1
Yorum
9
Beğeni
5,0
Puan
514
Okunma
gözümü açıp bakıyorum
camili saat duvarda
demir kapı açılacak
sekize on kala
ayaklanıp kalkıyorum
düşüyorum mutfak yoluna
bir sigara yakıyorum
oturuyorum cam boyuna
Saat sekize on kala siyah boyalı demir kapı açılıyor. Sen çıkıyorsun. Mavi kot pantolonun, gri kaşe montun ve başındaki el örgüsü kırmızı şapkanla…

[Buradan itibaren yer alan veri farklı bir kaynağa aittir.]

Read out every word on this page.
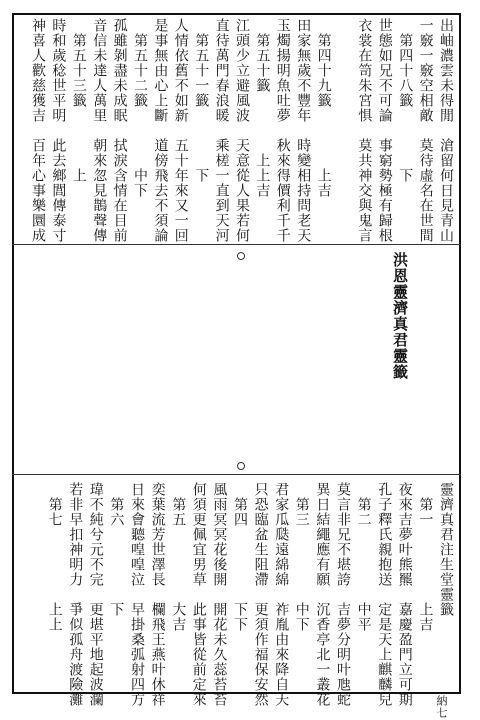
出岫濃雲未得閒　滄留何日見青山
一竅一竅空相敵　莫待虛名在世間
　第四十八籤　　　　下
世態如兄不可論　事窮勢極有歸根
衣裳在笥朱宮惧　莫共神交與鬼言
　第四十九籤　　　　上吉
田家無歲不豐年　時變相持問老天
玉燭揚明魚吐夢　秋來得價利千千
　第五十籤　　　　上上吉
江頭少立避風波　天意從人果若何
直待萬門春浪暖　乘槎一直到天河
　第五十一籤　　　　下
人情依舊不如新　五十年來又一回
是事無由心上斷　道傍飛去不須論
　第五十二籤　　　　中下
孤雖剝盡未成眠　拭淚含情在目前
音信未達人萬里　朝來忽見鵲聲傳
　第五十三籤　　　　上
時和歲稔世平明　此去鄉閭傳泰寸
神喜人歡慈獲吉　百年心事樂圜成
洪恩靈濟真君靈籤
靈濟真君注生堂靈籤
　第一　　　　　上吉
夜來吉夢叶熊羆　嘉慶盈門立可期
孔子釋氏親抱送　定是天上麒麟兒
　第二　　　　　中平
莫言非兄不堪誇　吉夢分明叶虺蛇
異日結繩應有願　沉香亭北一叢花
　第三　　　　　中下
君家瓜瓞遠綿綿　祚胤由來降自天
只恐臨盆生阻滯　更須作福保安然
　第四　　　　　下下
風雨冥冥花後開　開花未久蕊苔苔
何須更佩宜男草　此事皆從前定來
　第五　　　　　大吉
奕葉流芳世澤長　欄飛王燕叶休祥
日來會聽喤喤泣　早掛桑弧射四方
　第六　　　　　下
瑋不純兮元不完　更堪平地起波瀾
若非早扣神明力　爭似孤舟渡險灘
　第七　　　　　上上
納七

O zaman; "güz gelmiş" diyorum kendime. Hava puslu ve soğuk… "Hem bahar, hem de yaz; geçip gitmişler." Gözümü kırpmadan bakıyorum; baharın yeşili gibi, geçen kıştaki beyazı gibi. Hem de bekliyorum; başını kaldırıp sen de bakacaksın, içten bir gülümseme yollayacaksın…
Ama olmuyor. Başını yere eğiyorsun, inadına koşarca yürüyorsun. Yola dönerken görüyorum, göz ucuyla bakarken camdan bakan bana, nispet edermiş gibi gülüyorsun. Sonra da kaçarcasına uzaklaşıp gidiyorsun. Hayal kırıklığı yaşıyorum…
Sonra düşünüyorum da "aradan altı ay geçti" diyorum kendime. "Gözden ırak olunca gönülden de mi olduk?" Sonra "haklı" diyorum. Ne bir haber, ne bir selam… Ne mektup, ne telefon… Ne merhaba, ne tokalaşma… "Kız haklı."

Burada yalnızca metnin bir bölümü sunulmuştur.